1. ## improper integrals

lim as 2 approaches infinity $\int_2^{inf} e^{-1.9x} dx$

the limit of integration infinity becomes b, and you have to apply the FTC to determine whether it's convergent/divergent etc.

My answer for the integration alone is $-1.9e^{-1.9x}$. When I replace the x by 2 and evaluate, I get -0.0425. However I don't know what to do when doing the same thing with B as my value.

This is what I'm left with; lim as 2 approaches infinity $-1.9e^{-1.9b} - 0.0425$

How can I follow this up?

2. Originally Posted by Archduke01
lim as 2 approaches infinity $\int_2^{inf} e^{-1.9x} dx$

the limit of integration infinity becomes b, and you have to apply the FTC to determine whether it's convergent/divergent etc.

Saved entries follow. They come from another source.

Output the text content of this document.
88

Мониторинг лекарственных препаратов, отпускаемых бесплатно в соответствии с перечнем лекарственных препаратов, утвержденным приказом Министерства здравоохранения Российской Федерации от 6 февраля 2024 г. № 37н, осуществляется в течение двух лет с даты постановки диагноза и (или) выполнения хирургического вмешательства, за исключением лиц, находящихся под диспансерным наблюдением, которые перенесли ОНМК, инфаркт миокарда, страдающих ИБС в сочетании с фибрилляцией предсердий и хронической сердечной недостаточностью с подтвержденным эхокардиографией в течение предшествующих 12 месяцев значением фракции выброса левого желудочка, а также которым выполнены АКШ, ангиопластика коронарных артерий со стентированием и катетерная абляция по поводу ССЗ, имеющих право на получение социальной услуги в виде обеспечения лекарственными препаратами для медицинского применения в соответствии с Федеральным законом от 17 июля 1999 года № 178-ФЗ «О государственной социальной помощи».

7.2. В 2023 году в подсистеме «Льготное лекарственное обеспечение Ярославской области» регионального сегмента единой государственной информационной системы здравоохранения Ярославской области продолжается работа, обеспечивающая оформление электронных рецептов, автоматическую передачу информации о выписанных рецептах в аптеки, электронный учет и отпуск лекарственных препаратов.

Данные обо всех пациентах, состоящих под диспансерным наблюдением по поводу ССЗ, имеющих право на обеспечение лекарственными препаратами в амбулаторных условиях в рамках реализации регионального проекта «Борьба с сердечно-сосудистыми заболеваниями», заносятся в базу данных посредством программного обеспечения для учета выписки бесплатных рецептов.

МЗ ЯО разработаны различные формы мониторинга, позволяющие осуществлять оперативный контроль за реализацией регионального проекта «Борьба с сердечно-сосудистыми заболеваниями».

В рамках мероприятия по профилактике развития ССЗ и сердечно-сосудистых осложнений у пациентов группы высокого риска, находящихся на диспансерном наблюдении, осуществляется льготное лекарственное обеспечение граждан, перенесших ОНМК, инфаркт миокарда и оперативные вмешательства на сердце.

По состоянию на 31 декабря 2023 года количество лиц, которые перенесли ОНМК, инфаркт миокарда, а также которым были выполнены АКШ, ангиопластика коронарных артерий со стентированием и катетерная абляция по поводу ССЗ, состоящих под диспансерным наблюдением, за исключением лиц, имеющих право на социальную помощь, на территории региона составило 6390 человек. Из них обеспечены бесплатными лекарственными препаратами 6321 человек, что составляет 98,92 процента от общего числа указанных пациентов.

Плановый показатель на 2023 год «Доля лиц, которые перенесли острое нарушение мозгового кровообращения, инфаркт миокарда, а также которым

My answer for the integration alone is $-1.9e^{-1.9x}$. When I replace the x by 2 and evaluate, I get -0.0425. However I don't know what to do when doing the same thing with B as my value.

This is what I'm left with; lim as 2 approaches infinity $-1.9e^{-1.9b} - 0.0425$

How can I follow this up?
how does "2" approach infinity?

learn the correct format for improper integrals ...

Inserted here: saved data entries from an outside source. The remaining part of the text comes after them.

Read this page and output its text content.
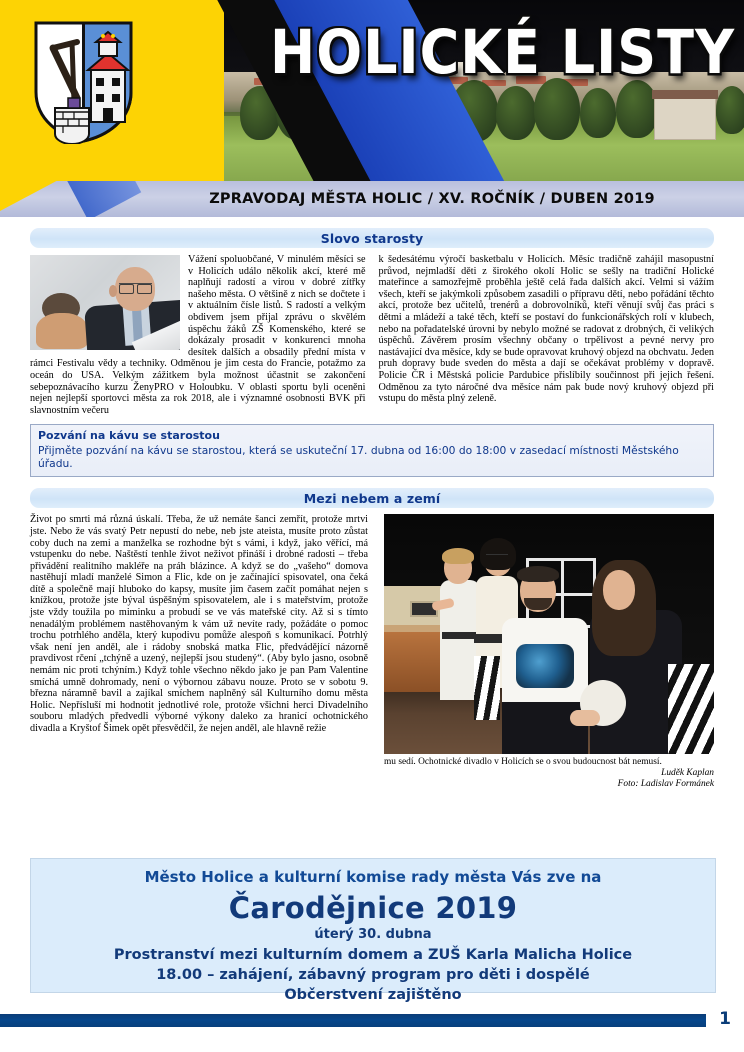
HOLICKÉ LISTY
ZPRAVODAJ MĚSTA HOLIC / XV. ROČNÍK / DUBEN 2019
Slovo starosty

Vážení spoluobčané, V minulém měsíci se v Holicích událo několik akcí, které mě naplňují radostí a virou v dobré zítřky našeho města. O většině z nich se dočtete i v aktuálním čísle listů. S radostí a velkým obdivem jsem přijal zprávu o skvělém úspěchu žáků ZŠ Komenského, které se dokázaly prosadit v konkurenci mnoha desítek dalších a obsadily přední místa v rámci Festivalu vědy a techniky. Odměnou je jim cesta do Francie, potažmo za oceán do USA. Velkým zážitkem byla možnost účastnit se zakončení sebepoznávacího kurzu ŽenyPRO v Holoubku. V oblasti sportu byli oceněni nejen nejlepší sportovci města za rok 2018, ale i významné osobnosti BVK při slavnostním večeru

k šedesátému výročí basketbalu v Holicích. Měsíc tradičně zahájil masopustní průvod, nejmladší děti z širokého okolí Holic se sešly na tradiční Holické mateřince a samozřejmě proběhla ještě celá řada dalších akcí. Velmi si vážím všech, kteří se jakýmkoli způsobem zasadili o přípravu dětí, nebo pořádání těchto akcí, protože bez učitelů, trenérů a dobrovolníků, kteří věnují svůj čas práci s dětmi a mládeží a také těch, kteří se postaví do funkcionářských rolí v klubech, nebo na pořadatelské úrovni by nebylo možné se radovat z drobných, či velikých úspěchů. Závěrem prosím všechny občany o trpělivost a pevné nervy pro nastávající dva měsíce, kdy se bude opravovat kruhový objezd na obchvatu. Jeden pruh dopravy bude sveden do města a dají se očekávat problémy v dopravě. Policie ČR i Městská policie Pardubice přislíbily součinnost při jejich řešení. Odměnou za tyto náročné dva měsíce nám pak bude nový kruhový objezd při vstupu do města plný zeleně.

Pozvání na kávu se starostou
Přijměte pozvání na kávu se starostou, která se uskuteční 17. dubna od 16:00 do 18:00 v zasedací místnosti Městského úřadu.
Mezi nebem a zemí
mu sedí. Ochotnické divadlo v Holicích se o svou budoucnost bát nemusí.
Luděk Kaplan
Foto: Ladislav Formánek

Život po smrti má různá úskalí. Třeba, že už nemáte šanci zemřít, protože mrtvi jste. Nebo že vás svatý Petr nepustí do nebe, neb jste ateista, musíte proto zůstat coby duch na zemi a manželka se rozhodne být s vámi, i když, jako věřící, má vstupenku do nebe. Naštěstí tenhle život neživot přináší i drobné radosti – třeba přivádění realitního makléře na práh blázince. A když se do „vašeho“ domova nastěhují mladí manželé Simon a Flic, kde on je začínající spisovatel, ona čeká dítě a společně mají hluboko do kapsy, musíte jim časem začít pomáhat nejen s knížkou, protože jste býval úspěšným spisovatelem, ale i s mateřstvím, protože jste vždy toužila po miminku a probudí se ve vás mateřské city. Až si s tímto nenadálým problémem nastěhovaným k vám už nevíte rady, požádáte o pomoc trochu potrhlého anděla, který kupodivu pomůže alespoň s komunikací. Potrhlý však není jen anděl, ale i rádoby snobská matka Flic, předvádějící názorně pravdivost rčení „tchýně a uzený, nejlepší jsou studený“. (Aby bylo jasno, osobně nemám nic proti tchýním.) Když tohle všechno někdo jako je pan Pam Valentine smíchá umně dohromady, není o výbornou zábavu nouze. Proto se v sobotu 9. března náramně bavil a zajíkal smíchem naplněný sál Kulturního domu města Holic. Nepřísluší mi hodnotit jednotlivé role, protože všichni herci Divadelního souboru mladých předvedli výborné výkony daleko za hranicí ochotnického divadla a Kryštof Šimek opět přesvědčil, že nejen anděl, ale hlavně režie

Město Holice a kulturní komise rady města Vás zve na
Čarodějnice 2019
úterý 30. dubna
Prostranství mezi kulturním domem a ZUŠ Karla Malicha Holice
18.00 – zahájení, zábavný program pro děti i dospělé
Občerstvení zajištěno
1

$\lim_{b \to \infty} \int_2^b e^{-1.9x} \, dx
$

$\lim_{b \to \infty} \left[-\frac{e^{-1.9x}}{1.9}\right]_2^b$

$\lim_{b \to \infty} -\frac{1}{1.9} \left[e^{-1.9b} - e^{-3.8}\right] = \frac{e^{-3.8}}{1.9} \approx 0.011774...$

3. Originally Posted by skeeter
how does "2" approach infinity?

learn the correct format for improper integrals ...

$\lim_{b \to \infty} \int_2^b e^{-1.9x} \, dx
$

$\lim_{b \to \infty} \left[-\frac{e^{-1.9x}}{1.9}\right]_2^b$

$\lim_{b \to \infty} -\frac{1}{1.9} \left[e^{-1.9b} - e^{-3.8}\right] = \frac{e^{-3.8}}{1.9} \approx 0.011774...$
Thank you!

What I don't understand is why $e^{-1.9b}$ is removed? It becomes infinity. What's the reasoning?

4. Originally Posted by Archduke01
Thank you!

What I don't understand is why $e^{-1.9b}$ is removed? It becomes infinity. What's the reasoning?
$e^{-1.9b} = \frac{1}{e^{1.9b}}$

care to re-evaluate what you just stated?